Aryeh Lippo, an Israeli rabbi, was slapped with a two-week ban from the compound last month after praying there, but a Jerusalem court on Tuesday struck down the move, saying Lippo's whispered prayer did "not violate police instructions".
Jews are allowed to visit the site but may not overtly pray or engage in rituals there.
Israeli police appealed the decision, and Jerusalem District Court judge Aryeh Romanoff on Friday upheld the ban, saying officers had acted "within reason".
"The fact that there was someone who observed [Lippo] pray is evidence that his prayer was overt," Romanoff wrote. "I restore the decision of the police commander."
Palestinians, as well as officials in Jordan, Egypt and Saudi Arabia had condemned the lower court's decision.

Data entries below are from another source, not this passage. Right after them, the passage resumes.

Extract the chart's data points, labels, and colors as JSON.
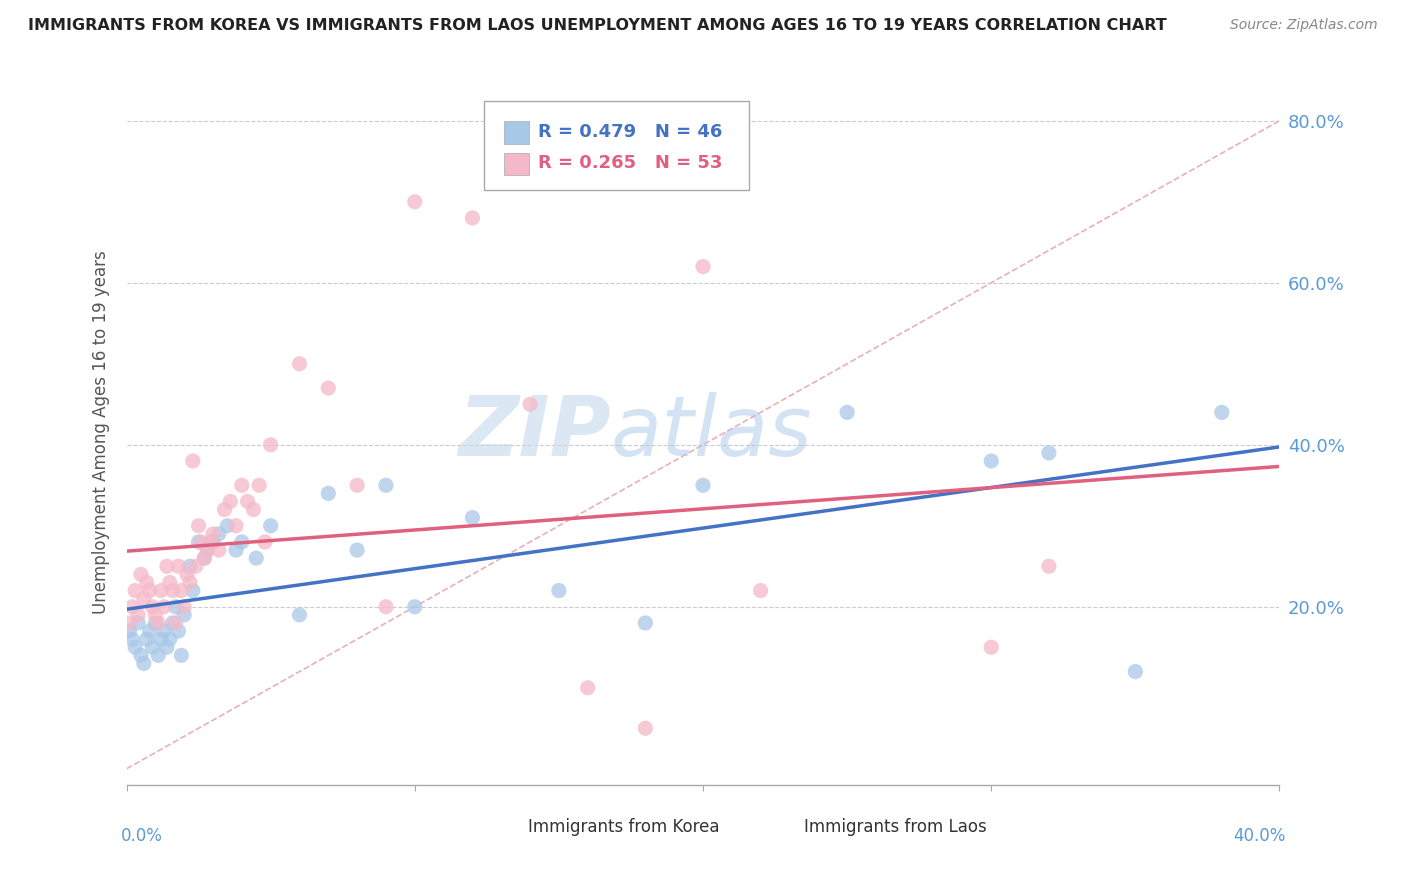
{
  "title": "IMMIGRANTS FROM KOREA VS IMMIGRANTS FROM LAOS UNEMPLOYMENT AMONG AGES 16 TO 19 YEARS CORRELATION CHART",
  "source": "Source: ZipAtlas.com",
  "ylabel": "Unemployment Among Ages 16 to 19 years",
  "xlim": [
    0.0,
    0.4
  ],
  "ylim": [
    -0.02,
    0.85
  ],
  "korea_R": 0.479,
  "korea_N": 46,
  "laos_R": 0.265,
  "laos_N": 53,
  "korea_color": "#a8c8e8",
  "laos_color": "#f5b8c8",
  "korea_line_color": "#4472c4",
  "laos_line_color": "#e06080",
  "ref_line_color": "#e8b0b8",
  "background_color": "#ffffff",
  "korea_x": [
    0.001,
    0.002,
    0.003,
    0.004,
    0.005,
    0.006,
    0.007,
    0.008,
    0.009,
    0.01,
    0.011,
    0.012,
    0.013,
    0.014,
    0.015,
    0.016,
    0.017,
    0.018,
    0.019,
    0.02,
    0.022,
    0.023,
    0.025,
    0.027,
    0.028,
    0.03,
    0.032,
    0.035,
    0.038,
    0.04,
    0.045,
    0.05,
    0.06,
    0.07,
    0.08,
    0.09,
    0.1,
    0.12,
    0.15,
    0.18,
    0.2,
    0.25,
    0.3,
    0.32,
    0.35,
    0.38
  ],
  "korea_y": [
    0.17,
    0.16,
    0.15,
    0.18,
    0.14,
    0.13,
    0.16,
    0.17,
    0.15,
    0.18,
    0.14,
    0.16,
    0.17,
    0.15,
    0.16,
    0.18,
    0.2,
    0.17,
    0.14,
    0.19,
    0.25,
    0.22,
    0.28,
    0.26,
    0.27,
    0.28,
    0.29,
    0.3,
    0.27,
    0.28,
    0.26,
    0.3,
    0.19,
    0.34,
    0.27,
    0.35,
    0.2,
    0.31,
    0.22,
    0.18,
    0.35,
    0.44,
    0.38,
    0.39,
    0.12,
    0.44
  ],
  "laos_x": [
    0.001,
    0.002,
    0.003,
    0.004,
    0.005,
    0.006,
    0.007,
    0.008,
    0.009,
    0.01,
    0.011,
    0.012,
    0.013,
    0.014,
    0.015,
    0.016,
    0.017,
    0.018,
    0.019,
    0.02,
    0.021,
    0.022,
    0.023,
    0.024,
    0.025,
    0.026,
    0.027,
    0.028,
    0.029,
    0.03,
    0.032,
    0.034,
    0.036,
    0.038,
    0.04,
    0.042,
    0.044,
    0.046,
    0.048,
    0.05,
    0.06,
    0.07,
    0.08,
    0.09,
    0.1,
    0.12,
    0.14,
    0.16,
    0.18,
    0.2,
    0.22,
    0.3,
    0.32
  ],
  "laos_y": [
    0.18,
    0.2,
    0.22,
    0.19,
    0.24,
    0.21,
    0.23,
    0.22,
    0.2,
    0.19,
    0.18,
    0.22,
    0.2,
    0.25,
    0.23,
    0.22,
    0.18,
    0.25,
    0.22,
    0.2,
    0.24,
    0.23,
    0.38,
    0.25,
    0.3,
    0.28,
    0.26,
    0.27,
    0.28,
    0.29,
    0.27,
    0.32,
    0.33,
    0.3,
    0.35,
    0.33,
    0.32,
    0.35,
    0.28,
    0.4,
    0.5,
    0.47,
    0.35,
    0.2,
    0.7,
    0.68,
    0.45,
    0.1,
    0.05,
    0.62,
    0.22,
    0.15,
    0.25
  ]
}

Sacred to Muslims as the third-holiest site in Islam and revered by Jews as the location of two ancient temples, the mosque and its surrounding plaza has long been a flashpoint in the Israeli-Palestinian conflict.
Israel captured east Jerusalem including the mosque in 1967, but Jordan is custodian of Islamic sites in the city.
No Israeli law prohibits Jewish prayer at the Al-Aqsa compound, but since 1967, Israeli authorities have enforced a ban to prevent tensions.
In a statement in favour of the police ban on Friday, Israel's Public Security Minister Omer BarLev had warned that a change in the status quo would "endanger the public peace".